The stark findings appear in an annual report released this week by the National Low Income Housing Coalition.
“A full-time worker earning the federal minimum wage of $7.25 needs to work approximately 122 hours per week for all 52 weeks of the year, or approximately three full-time jobs, to afford a two-bedroom rental home at the national average fair market rent,” the report said.
“The same worker needs to work 99 hours per week for all 52 weeks of the year, or approximately two and a half full-time jobs, to afford a one-bedroom home at the national average fair market rent.”
The report, “Out of Reach,” said the 2018 national housing wage is $22.10 ($45,986 annually) for a modest two-bedroom rental home and $17.90 ($37,232 annually) for a modest one-bedroom rental home.
The median household income in the United States for 2016 was $57,617 or $27.70 an hour.
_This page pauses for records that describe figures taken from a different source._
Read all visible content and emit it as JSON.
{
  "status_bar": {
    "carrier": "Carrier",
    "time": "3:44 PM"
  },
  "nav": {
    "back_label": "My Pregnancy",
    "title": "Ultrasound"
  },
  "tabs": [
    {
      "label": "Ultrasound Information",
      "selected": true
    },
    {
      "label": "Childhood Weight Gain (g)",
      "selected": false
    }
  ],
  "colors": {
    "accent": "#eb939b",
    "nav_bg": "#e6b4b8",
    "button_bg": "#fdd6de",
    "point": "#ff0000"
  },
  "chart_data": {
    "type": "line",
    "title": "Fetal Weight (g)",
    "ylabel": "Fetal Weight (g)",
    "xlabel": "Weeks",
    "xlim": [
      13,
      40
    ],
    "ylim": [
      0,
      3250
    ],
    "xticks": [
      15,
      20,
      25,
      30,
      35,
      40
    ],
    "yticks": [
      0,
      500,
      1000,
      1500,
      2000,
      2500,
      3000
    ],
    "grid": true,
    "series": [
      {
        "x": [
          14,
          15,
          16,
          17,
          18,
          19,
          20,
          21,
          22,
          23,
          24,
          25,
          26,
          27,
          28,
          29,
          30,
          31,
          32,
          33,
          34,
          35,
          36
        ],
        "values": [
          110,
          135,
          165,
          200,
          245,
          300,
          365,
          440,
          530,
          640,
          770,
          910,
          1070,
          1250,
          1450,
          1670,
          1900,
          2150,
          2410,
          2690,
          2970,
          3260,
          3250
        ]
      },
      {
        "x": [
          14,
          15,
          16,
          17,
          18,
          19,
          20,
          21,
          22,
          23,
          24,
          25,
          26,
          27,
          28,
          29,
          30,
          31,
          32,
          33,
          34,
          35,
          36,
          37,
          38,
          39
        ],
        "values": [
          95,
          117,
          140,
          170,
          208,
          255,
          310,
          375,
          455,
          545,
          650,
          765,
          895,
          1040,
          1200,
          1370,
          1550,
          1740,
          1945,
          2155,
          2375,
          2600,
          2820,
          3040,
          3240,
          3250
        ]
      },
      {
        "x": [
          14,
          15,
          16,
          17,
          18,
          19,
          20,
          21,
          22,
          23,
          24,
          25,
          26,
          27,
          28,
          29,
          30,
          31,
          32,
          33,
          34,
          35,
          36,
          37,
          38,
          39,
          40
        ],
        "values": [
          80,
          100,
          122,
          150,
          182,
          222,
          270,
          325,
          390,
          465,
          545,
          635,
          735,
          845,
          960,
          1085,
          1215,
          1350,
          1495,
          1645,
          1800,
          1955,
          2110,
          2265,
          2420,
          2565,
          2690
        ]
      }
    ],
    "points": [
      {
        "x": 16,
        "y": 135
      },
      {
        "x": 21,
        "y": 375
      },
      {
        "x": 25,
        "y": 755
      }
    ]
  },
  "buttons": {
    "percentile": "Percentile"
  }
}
Affordability is based on the federal standard that no more than 30 percent of a household’s gross income should be spent on rent and utilities.
Housing costs vary greatly across the country.
In Hawaii, where housing costs the most, it would take hourly wages of $36.13 to rent a two-bedroom home.
In Arkansas, where the housing is cheapest in the continental United States, it takes $13.84 an hour for a similar home.